I would be lying if I said I didn't originally want to see this purely for Colin Farrell. Even having heard all the warnings about the length and boringness of it, I'm very pleased I did take the plunge. There is no denying that this is some of the most beautiful cinematography I've ever seen.
The first hour, where the Europeans are settling in Virginia - and where Colin's Captain Smith is spending time with the natives and falling in love with Pocahontas - is such a relaxing and enchanting joy to watch that you feel like you're almost drifting through a dream. Every frame is gorgeous and everything looks so tactile… it's almost like you can feel the grass underneath your bare feet or the wind on your face or the water lapping at your skin. Just gorgeous. As is Colin. But especially Q'Orianka Kilcher as Pocahontas. She is beautiful beyond words and without even too much talking conveys everything she's feeling with sublime grace.

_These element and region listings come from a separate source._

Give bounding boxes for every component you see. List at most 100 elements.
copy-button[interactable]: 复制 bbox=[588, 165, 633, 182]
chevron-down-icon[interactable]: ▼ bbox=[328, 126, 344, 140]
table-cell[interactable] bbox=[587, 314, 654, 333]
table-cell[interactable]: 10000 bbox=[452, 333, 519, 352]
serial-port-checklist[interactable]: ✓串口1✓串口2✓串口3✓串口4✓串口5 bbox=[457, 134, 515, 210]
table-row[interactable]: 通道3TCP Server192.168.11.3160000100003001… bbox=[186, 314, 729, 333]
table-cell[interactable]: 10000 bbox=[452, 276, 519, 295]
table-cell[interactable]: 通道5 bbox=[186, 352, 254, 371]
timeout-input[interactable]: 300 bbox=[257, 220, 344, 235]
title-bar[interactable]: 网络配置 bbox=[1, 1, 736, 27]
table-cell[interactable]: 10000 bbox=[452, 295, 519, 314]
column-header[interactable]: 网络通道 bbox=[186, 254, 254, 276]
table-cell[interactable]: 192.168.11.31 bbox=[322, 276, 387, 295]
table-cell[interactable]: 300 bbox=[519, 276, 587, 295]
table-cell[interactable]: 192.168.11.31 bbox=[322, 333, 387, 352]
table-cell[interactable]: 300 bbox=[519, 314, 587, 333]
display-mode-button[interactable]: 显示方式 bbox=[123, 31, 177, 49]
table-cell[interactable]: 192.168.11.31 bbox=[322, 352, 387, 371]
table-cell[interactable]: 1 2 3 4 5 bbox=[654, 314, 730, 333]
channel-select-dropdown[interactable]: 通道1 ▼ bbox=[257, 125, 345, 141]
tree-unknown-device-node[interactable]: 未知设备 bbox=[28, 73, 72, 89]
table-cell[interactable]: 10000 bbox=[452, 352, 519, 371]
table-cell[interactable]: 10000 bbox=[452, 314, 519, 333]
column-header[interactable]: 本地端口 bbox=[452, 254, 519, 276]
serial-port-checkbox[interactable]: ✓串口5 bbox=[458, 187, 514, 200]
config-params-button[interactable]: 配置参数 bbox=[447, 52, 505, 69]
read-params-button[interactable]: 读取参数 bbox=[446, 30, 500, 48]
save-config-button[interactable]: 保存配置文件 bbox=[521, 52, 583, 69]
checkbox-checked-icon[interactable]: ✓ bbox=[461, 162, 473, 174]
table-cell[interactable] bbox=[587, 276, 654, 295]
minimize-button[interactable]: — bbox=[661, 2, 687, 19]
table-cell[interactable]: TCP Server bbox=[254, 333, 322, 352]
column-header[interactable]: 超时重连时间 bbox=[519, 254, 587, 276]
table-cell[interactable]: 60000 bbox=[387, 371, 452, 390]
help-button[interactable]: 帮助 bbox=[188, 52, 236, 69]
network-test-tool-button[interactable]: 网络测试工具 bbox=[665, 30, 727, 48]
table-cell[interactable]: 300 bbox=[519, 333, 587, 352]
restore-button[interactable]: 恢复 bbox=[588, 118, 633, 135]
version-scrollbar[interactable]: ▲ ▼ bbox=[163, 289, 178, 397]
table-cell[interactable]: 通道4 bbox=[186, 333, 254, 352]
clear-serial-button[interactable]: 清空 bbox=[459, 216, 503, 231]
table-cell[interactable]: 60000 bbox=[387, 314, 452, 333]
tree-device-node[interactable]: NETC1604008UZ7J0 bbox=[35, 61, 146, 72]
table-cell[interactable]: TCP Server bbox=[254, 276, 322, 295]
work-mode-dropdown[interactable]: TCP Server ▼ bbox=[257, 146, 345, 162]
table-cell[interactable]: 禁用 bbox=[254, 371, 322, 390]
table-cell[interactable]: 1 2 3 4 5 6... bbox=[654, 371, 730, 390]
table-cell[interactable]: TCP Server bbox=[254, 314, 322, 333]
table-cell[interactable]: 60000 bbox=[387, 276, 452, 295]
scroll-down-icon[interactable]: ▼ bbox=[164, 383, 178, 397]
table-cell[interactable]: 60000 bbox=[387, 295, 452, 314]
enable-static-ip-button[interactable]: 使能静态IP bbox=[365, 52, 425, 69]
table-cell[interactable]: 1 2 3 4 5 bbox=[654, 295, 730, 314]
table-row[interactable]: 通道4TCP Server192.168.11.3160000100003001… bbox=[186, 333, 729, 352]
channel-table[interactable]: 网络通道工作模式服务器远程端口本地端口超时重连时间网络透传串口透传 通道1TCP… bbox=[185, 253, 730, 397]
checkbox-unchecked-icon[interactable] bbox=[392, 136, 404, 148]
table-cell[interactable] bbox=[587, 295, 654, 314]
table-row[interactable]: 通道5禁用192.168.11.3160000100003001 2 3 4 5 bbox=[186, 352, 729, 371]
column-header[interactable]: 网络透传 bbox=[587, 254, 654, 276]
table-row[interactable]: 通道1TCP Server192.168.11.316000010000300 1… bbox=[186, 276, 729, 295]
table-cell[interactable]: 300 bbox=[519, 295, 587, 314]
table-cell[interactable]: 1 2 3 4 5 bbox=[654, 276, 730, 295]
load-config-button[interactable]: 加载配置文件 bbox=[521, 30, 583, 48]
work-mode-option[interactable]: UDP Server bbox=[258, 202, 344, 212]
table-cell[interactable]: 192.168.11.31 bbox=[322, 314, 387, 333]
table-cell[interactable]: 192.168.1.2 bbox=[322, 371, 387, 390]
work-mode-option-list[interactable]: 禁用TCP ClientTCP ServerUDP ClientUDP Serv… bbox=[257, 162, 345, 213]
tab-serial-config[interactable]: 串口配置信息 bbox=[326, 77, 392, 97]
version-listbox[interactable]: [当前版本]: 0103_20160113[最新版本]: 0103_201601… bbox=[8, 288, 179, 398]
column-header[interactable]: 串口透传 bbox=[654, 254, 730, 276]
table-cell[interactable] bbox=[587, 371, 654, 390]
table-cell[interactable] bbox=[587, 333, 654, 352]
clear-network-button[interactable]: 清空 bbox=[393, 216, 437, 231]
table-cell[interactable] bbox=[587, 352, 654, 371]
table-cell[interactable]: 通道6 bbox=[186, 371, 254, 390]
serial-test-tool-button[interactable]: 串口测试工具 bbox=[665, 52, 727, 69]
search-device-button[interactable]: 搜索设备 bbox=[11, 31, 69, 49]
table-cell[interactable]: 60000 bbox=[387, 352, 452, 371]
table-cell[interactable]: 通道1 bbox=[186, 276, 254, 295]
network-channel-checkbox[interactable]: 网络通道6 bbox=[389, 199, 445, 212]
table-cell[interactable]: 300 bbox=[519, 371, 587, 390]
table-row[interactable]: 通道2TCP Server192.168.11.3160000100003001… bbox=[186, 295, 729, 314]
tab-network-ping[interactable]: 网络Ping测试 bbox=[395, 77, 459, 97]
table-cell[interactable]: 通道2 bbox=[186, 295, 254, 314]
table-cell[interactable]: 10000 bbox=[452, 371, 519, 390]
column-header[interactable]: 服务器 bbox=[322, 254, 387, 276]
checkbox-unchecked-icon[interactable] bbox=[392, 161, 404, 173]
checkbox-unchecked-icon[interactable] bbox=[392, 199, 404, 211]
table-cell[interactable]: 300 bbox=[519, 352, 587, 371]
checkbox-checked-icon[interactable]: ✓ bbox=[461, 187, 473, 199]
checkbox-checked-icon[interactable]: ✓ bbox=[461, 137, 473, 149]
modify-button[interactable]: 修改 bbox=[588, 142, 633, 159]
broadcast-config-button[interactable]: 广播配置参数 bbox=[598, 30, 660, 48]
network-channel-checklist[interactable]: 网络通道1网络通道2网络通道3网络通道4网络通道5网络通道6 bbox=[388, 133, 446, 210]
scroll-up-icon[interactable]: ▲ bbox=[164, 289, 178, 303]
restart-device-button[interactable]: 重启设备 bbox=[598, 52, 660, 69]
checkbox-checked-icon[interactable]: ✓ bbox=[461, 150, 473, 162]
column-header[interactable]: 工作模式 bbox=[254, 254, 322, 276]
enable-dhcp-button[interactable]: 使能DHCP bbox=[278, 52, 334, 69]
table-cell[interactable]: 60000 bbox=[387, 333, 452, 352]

The first half of the movie evoked such beauty to all the senses that I could have died happy just then. However, an hour and half in and you start feeling the length. Especially when you find yourself detesting the advances Christian Bales's John Rolfe is making on Pocahontas, despite his gentle ways and good nature. As the director intended, your heart, as hers, is still in the depths of the woods with Captain Smith. Especially grueling is the return to England, the cold grey light, the way Pocahontas has been transformed into a lady… it all makes you feel cold and constrained and anxious, wanting for the scenes to pass quicker, yearning to return to the nature and 'reality'.
The bittersweet ending leaves you somehow sad but also optimistic, like it is possible to grow and it is possible to learn to love again. As almost painfully long as the film was I can't think of anything I'd want to cut from it. Not even - or especially - the long lingering nature shots of fields and forests and water... What a beautiful piece of cinema. But definitely not one to take your action-film-loving-boyfriend to. It's like the perfect poem in cinematic form.